Shadow transport secretary Michael Dugher said the Government’s “total failure” to deliver a fit for purpose railway had been “completely and so damningly exposed”.
He referred to the publication of the latest National Rail passenger survey which showed satisfaction has dropped once gain and criticised the “shelving” of key investments projects.
Mr Dugher said: “The truth is passengers have had to endure a catalogue of failure on our railways by ministers since 2010.
“Ministers may try to shift all the blame to Network Rail, but this happened on the Government’s watch and the responsibility for this mess lies squarely with the Government.
“We have been warning time and time again there needs to be fundamental changes in how our railways are run.”
TUC General Secretary Frances O’Grady said: “Years of rip-off privatisation have left our railways starved of investment.
Delaying much-needed upgrade work for the Midland Mainline and North Transpennine routes is the last thing passengers need.
“Putting the brakes on railway modernisation will mean longer journey times and extending the lifetime of trains built in the 1980s.

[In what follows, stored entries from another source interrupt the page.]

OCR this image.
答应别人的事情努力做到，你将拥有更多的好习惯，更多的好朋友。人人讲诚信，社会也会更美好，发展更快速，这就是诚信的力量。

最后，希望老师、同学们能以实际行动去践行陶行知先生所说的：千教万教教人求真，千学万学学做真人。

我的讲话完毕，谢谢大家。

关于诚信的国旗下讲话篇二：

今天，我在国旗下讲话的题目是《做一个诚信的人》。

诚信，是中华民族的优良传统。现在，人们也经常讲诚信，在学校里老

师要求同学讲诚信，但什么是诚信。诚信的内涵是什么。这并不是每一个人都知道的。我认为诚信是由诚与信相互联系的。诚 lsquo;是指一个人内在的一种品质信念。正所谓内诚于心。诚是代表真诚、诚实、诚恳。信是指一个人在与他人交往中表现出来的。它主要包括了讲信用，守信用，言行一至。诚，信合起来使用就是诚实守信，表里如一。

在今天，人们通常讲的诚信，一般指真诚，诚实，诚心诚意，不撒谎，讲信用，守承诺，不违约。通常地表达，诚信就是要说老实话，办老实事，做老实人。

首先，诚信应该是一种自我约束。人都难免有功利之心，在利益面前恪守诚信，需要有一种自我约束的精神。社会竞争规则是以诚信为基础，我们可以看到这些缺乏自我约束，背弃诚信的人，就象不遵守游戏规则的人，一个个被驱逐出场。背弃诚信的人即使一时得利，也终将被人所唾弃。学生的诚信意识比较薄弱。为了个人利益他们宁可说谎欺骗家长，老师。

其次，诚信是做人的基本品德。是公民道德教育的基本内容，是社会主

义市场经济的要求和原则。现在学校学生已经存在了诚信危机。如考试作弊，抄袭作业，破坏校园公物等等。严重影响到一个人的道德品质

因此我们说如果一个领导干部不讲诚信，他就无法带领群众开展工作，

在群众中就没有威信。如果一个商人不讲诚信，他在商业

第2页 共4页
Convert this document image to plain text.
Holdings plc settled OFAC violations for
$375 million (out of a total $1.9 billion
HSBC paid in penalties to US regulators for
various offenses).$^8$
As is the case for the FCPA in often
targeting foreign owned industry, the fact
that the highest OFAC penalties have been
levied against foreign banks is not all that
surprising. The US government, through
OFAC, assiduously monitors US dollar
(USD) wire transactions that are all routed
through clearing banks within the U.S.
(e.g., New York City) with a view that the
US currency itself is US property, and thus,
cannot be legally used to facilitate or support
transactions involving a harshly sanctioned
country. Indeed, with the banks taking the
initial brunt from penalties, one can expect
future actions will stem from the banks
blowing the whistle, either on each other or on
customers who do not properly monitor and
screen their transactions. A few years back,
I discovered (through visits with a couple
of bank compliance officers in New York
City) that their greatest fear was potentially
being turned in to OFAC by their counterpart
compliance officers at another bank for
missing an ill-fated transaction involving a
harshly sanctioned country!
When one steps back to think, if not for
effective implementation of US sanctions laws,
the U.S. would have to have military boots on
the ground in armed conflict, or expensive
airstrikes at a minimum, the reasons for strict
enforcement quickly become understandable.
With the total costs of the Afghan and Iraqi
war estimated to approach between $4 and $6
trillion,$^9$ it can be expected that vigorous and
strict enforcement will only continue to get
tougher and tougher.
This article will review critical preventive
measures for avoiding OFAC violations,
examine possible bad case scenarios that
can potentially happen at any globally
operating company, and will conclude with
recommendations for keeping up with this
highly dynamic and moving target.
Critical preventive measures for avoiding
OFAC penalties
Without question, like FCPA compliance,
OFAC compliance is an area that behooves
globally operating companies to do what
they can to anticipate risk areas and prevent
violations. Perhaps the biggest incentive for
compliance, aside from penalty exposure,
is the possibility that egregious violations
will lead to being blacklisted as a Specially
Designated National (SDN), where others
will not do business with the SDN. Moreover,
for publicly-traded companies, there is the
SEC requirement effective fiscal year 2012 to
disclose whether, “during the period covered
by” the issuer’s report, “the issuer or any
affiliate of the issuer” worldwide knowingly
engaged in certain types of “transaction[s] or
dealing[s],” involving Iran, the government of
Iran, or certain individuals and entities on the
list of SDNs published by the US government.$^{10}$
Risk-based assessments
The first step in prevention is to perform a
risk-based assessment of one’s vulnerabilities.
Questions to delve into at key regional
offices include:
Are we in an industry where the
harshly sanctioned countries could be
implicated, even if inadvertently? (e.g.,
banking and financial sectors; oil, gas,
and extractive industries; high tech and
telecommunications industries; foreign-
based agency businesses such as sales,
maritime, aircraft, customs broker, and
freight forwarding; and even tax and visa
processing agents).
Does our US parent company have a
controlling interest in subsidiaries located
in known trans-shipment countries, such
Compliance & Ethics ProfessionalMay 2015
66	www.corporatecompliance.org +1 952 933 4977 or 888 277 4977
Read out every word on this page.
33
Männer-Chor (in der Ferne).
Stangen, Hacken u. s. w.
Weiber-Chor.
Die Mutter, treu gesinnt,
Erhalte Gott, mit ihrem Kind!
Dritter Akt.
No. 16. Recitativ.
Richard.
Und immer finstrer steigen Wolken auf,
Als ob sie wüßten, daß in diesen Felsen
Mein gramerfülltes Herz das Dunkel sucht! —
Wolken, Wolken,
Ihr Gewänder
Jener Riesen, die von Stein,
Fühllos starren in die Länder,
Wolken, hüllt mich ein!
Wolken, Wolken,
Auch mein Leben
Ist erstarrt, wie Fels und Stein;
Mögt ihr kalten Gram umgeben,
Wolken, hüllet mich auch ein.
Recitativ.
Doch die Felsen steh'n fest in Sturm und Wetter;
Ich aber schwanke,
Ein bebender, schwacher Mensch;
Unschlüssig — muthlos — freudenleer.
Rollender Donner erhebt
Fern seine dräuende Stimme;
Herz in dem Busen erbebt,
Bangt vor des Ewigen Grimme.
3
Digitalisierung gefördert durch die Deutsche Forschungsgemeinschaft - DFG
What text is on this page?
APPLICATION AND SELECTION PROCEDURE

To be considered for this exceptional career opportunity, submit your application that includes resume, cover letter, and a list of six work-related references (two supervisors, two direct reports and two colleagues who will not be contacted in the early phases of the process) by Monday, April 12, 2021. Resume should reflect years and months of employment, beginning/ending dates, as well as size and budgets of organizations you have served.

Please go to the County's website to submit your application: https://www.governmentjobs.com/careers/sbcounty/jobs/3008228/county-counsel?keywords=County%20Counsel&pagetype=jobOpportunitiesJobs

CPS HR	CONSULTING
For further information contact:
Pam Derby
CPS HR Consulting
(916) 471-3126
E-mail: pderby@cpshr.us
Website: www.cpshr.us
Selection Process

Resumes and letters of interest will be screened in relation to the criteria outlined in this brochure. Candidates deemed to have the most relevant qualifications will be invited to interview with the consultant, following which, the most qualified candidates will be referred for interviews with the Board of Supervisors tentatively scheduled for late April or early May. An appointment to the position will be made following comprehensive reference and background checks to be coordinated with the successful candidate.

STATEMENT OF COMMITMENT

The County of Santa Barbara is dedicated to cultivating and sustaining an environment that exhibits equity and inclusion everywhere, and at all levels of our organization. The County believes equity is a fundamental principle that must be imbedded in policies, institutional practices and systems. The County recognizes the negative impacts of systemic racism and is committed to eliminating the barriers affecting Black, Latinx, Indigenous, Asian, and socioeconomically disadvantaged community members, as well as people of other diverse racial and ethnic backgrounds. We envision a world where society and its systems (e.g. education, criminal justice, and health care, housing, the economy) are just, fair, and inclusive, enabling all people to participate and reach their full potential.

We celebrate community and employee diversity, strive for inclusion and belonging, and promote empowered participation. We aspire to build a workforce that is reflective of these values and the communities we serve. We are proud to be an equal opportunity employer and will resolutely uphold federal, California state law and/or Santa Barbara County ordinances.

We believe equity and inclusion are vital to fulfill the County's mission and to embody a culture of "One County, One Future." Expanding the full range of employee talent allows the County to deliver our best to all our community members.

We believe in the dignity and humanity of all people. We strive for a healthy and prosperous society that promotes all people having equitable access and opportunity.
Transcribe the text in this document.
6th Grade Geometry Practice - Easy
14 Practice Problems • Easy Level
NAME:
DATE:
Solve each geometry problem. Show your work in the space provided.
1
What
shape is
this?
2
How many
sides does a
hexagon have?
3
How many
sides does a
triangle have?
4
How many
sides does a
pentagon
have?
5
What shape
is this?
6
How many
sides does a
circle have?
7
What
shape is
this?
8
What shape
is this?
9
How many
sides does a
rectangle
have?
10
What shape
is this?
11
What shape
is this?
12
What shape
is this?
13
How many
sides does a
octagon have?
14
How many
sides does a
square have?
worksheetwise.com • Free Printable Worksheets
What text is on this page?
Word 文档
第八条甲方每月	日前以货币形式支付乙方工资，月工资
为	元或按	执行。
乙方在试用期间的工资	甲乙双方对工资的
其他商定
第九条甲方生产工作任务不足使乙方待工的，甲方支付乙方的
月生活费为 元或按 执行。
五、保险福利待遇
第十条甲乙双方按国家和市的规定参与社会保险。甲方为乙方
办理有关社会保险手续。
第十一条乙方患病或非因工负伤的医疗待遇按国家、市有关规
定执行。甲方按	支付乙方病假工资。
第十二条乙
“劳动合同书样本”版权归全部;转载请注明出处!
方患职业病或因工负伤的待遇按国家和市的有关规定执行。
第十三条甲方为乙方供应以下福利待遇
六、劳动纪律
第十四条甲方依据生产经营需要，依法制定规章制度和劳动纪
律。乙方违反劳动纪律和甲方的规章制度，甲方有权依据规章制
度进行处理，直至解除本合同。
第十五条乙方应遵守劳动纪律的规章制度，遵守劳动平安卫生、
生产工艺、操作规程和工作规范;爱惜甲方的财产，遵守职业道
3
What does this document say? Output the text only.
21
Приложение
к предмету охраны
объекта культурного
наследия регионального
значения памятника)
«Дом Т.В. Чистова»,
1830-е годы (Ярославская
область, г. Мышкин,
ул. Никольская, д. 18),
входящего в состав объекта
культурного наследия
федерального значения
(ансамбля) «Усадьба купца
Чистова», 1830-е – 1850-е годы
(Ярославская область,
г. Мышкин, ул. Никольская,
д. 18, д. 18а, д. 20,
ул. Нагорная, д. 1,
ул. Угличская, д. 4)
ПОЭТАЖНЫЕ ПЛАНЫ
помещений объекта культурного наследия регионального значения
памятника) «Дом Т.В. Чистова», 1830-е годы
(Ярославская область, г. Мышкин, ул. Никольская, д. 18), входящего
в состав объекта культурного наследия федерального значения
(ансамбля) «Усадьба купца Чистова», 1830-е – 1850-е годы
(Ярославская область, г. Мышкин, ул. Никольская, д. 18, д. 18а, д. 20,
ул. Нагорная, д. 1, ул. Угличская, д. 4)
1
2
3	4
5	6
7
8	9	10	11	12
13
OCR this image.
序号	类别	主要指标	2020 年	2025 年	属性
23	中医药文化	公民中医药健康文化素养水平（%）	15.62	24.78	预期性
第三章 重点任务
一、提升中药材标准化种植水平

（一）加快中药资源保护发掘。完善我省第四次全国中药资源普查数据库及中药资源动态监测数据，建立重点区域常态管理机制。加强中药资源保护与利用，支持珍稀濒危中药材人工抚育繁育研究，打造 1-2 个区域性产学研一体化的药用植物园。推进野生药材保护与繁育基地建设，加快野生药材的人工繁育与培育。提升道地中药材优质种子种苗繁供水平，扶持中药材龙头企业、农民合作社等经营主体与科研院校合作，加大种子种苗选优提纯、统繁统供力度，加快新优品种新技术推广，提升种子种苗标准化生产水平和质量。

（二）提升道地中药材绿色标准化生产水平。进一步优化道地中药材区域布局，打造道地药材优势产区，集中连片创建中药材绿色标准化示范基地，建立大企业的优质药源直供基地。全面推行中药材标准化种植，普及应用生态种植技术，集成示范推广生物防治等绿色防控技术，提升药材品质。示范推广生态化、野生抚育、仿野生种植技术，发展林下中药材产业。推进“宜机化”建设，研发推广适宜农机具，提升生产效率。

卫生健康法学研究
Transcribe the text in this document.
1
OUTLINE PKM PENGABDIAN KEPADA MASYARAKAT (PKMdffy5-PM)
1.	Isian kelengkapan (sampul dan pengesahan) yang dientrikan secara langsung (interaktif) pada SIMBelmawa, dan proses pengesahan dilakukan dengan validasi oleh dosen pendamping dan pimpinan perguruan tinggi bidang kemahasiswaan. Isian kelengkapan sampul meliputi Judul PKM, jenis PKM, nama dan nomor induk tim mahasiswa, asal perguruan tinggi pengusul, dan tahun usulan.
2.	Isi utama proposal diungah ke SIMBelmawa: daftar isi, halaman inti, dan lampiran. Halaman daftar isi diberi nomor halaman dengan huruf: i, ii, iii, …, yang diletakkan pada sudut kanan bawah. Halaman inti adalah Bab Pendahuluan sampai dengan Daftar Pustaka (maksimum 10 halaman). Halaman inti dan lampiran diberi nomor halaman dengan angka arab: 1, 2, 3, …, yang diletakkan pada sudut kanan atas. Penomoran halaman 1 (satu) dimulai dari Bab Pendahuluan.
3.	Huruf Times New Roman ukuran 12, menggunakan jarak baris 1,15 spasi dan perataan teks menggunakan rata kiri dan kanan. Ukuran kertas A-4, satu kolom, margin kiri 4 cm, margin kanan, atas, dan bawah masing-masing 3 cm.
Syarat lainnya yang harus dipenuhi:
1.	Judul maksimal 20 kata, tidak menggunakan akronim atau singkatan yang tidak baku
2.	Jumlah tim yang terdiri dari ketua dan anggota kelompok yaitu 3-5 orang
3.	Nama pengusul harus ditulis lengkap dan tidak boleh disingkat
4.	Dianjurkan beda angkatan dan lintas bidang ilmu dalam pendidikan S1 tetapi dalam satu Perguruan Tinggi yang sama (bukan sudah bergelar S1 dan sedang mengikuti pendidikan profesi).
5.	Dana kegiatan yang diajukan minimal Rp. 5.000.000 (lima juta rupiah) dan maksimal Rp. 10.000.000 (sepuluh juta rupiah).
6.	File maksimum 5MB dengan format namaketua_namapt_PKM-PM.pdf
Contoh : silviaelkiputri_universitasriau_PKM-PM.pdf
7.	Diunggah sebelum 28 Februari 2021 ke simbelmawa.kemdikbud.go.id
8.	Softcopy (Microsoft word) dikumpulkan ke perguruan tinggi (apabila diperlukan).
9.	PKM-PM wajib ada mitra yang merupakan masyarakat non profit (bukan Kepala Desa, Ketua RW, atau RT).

“Today’s decision is also bad for regional growth and jobs. How can the government expect to build a northern powerhouse if it is unwilling stump up funds for vital transport links and infrastructure?”
Network Rail executive Mark Carne said: “During my first year in the job I have looked closely at every aspect of our business and it has become clear that Network Rail signed up to highly ambitious five-year targets set by the regulator.
“Based on historic improvements from a low base, we were overly optimistic about the capacity of our company and our supplier base to step up several gears in order to achieve the plan, especially given the complexities of a network that is at full capacity much of the time.